Food as a metaphor for repairing broken relationships or building new ones is a cinematic cliché but even so Bollywood hasn’t done enough justice to this theme. Save for a Baawarchi in the past or Cheeni Kum in recent times, we haven’t had ‘food films’ as such. One hoped Chef would fill in the gap but herein lies its small failing. I wanted more of food in the film. I wanted to salivate at the sight of a fluffy omelette (The 100-Foot Journey) or swoon over a bar of chocolate (Chocolat) or get nostalgic about soft chapattis and stuffed karela (The Lunchbox). Unfortunately, Chef doesn’t have enough of it. A few shots of Chandni Chowk chaat or egg curry and idiyappam in Kochi or a delicious pasta in New York doesn’t quite suffice!

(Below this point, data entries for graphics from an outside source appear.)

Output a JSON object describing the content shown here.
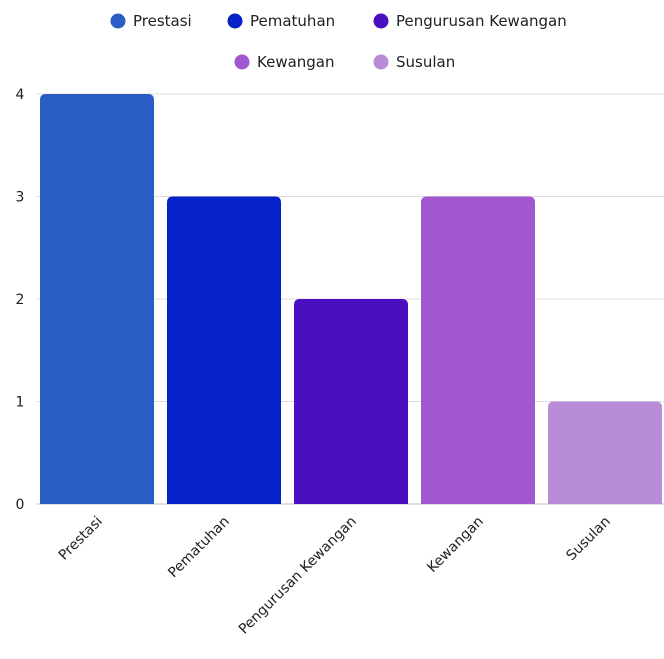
{
  "chart_data": {
    "type": "bar",
    "categories": [
      "Prestasi",
      "Pematuhan",
      "Pengurusan Kewangan",
      "Kewangan",
      "Susulan"
    ],
    "values": [
      4,
      3,
      2,
      3,
      1
    ],
    "colors": [
      "#2a5dc4",
      "#0422c8",
      "#4a0fbf",
      "#a057d0",
      "#b98cd8"
    ],
    "legend": {
      "placement": "top",
      "entries": [
        "Prestasi",
        "Pematuhan",
        "Pengurusan Kewangan",
        "Kewangan",
        "Susulan"
      ]
    },
    "y_ticks": [
      "0",
      "1",
      "2",
      "3",
      "4"
    ],
    "ylim": [
      0,
      4
    ],
    "grid": true,
    "title": "",
    "xlabel": "",
    "ylabel": ""
  }
}
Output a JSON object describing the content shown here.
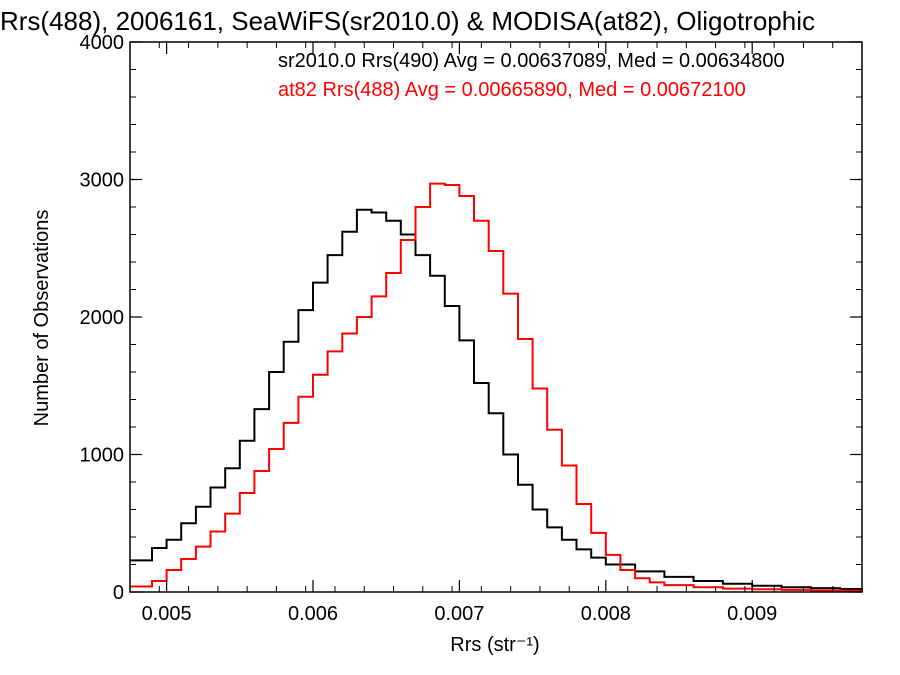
{
  "chart_data": {
    "type": "line",
    "title": "Rrs(488), 2006161, SeaWiFS(sr2010.0) & MODISA(at82), Oligotrophic",
    "xlabel": "Rrs (str⁻¹)",
    "ylabel": "Number of Observations",
    "xlim": [
      0.00475,
      0.00975
    ],
    "ylim": [
      0,
      4000
    ],
    "x_ticks": [
      {
        "value": 0.005,
        "label": "0.005"
      },
      {
        "value": 0.006,
        "label": "0.006"
      },
      {
        "value": 0.007,
        "label": "0.007"
      },
      {
        "value": 0.008,
        "label": "0.008"
      },
      {
        "value": 0.009,
        "label": "0.009"
      }
    ],
    "y_ticks": [
      {
        "value": 0,
        "label": "0"
      },
      {
        "value": 1000,
        "label": "1000"
      },
      {
        "value": 2000,
        "label": "2000"
      },
      {
        "value": 3000,
        "label": "3000"
      },
      {
        "value": 4000,
        "label": "4000"
      }
    ],
    "grid": false,
    "legend_position": "top-right",
    "annotations": [
      {
        "text": "sr2010.0 Rrs(490) Avg = 0.00637089, Med = 0.00634800",
        "color": "#000000"
      },
      {
        "text": "at82 Rrs(488) Avg = 0.00665890, Med = 0.00672100",
        "color": "#ff0000"
      }
    ],
    "series": [
      {
        "color": "#000000",
        "style": "step",
        "x": [
          0.00475,
          0.0049,
          0.005,
          0.0051,
          0.0052,
          0.0053,
          0.0054,
          0.0055,
          0.0056,
          0.0057,
          0.0058,
          0.0059,
          0.006,
          0.0061,
          0.0062,
          0.0063,
          0.0064,
          0.0065,
          0.0066,
          0.0067,
          0.0068,
          0.0069,
          0.007,
          0.0071,
          0.0072,
          0.0073,
          0.0074,
          0.0075,
          0.0076,
          0.0077,
          0.0078,
          0.0079,
          0.008,
          0.0082,
          0.0084,
          0.0086,
          0.0088,
          0.009,
          0.0092,
          0.0094,
          0.0096,
          0.00975
        ],
        "y": [
          230,
          320,
          380,
          500,
          620,
          760,
          900,
          1100,
          1330,
          1600,
          1820,
          2050,
          2250,
          2450,
          2620,
          2780,
          2760,
          2700,
          2600,
          2450,
          2300,
          2080,
          1830,
          1520,
          1300,
          1000,
          780,
          600,
          470,
          380,
          310,
          250,
          200,
          150,
          110,
          80,
          60,
          45,
          35,
          28,
          22,
          20
        ]
      },
      {
        "color": "#ff0000",
        "style": "step",
        "x": [
          0.00475,
          0.0049,
          0.005,
          0.0051,
          0.0052,
          0.0053,
          0.0054,
          0.0055,
          0.0056,
          0.0057,
          0.0058,
          0.0059,
          0.006,
          0.0061,
          0.0062,
          0.0063,
          0.0064,
          0.0065,
          0.0066,
          0.0067,
          0.0068,
          0.0069,
          0.007,
          0.0071,
          0.0072,
          0.0073,
          0.0074,
          0.0075,
          0.0076,
          0.0077,
          0.0078,
          0.0079,
          0.008,
          0.0081,
          0.0082,
          0.0083,
          0.0084,
          0.0086,
          0.0088,
          0.009,
          0.0092,
          0.0094,
          0.0096,
          0.00975
        ],
        "y": [
          40,
          80,
          160,
          240,
          330,
          440,
          570,
          720,
          880,
          1040,
          1230,
          1420,
          1580,
          1750,
          1880,
          2000,
          2150,
          2320,
          2560,
          2800,
          2970,
          2960,
          2880,
          2700,
          2480,
          2170,
          1840,
          1480,
          1180,
          920,
          640,
          430,
          270,
          160,
          100,
          70,
          50,
          35,
          25,
          20,
          15,
          12,
          10,
          8
        ]
      }
    ]
  }
}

The pace is also languid and takes its own sweet time to come to the point. At 2 hours and 10 minutes, Chef is shorter than most Hindi films but the not-so-hummable songs actually seem to lengthen it.

But these are minor quibbles in a film that is light, frothy and oozing warmth. Chef also gets Kerala, right. Raja Krishna Menon is clearly a man in love with his roots as his cinematographer Priya Seth lovingly captures the vast green fields, tall palms, brown, muddy bylanes and gorgeous traditional homes. (I am booking my ticket to Kochi right now!). This film is a huge departure from his previous venture, the gritty Airlift but Raja proves he is adept at handling a family drama too.

Watch Chef for its simple yet beautiful take on modern relationships. Watch it for good, clean fun on a weekend. Watch it for Saif. And yes, ladies, also watch it for Milind Soman in a mundu.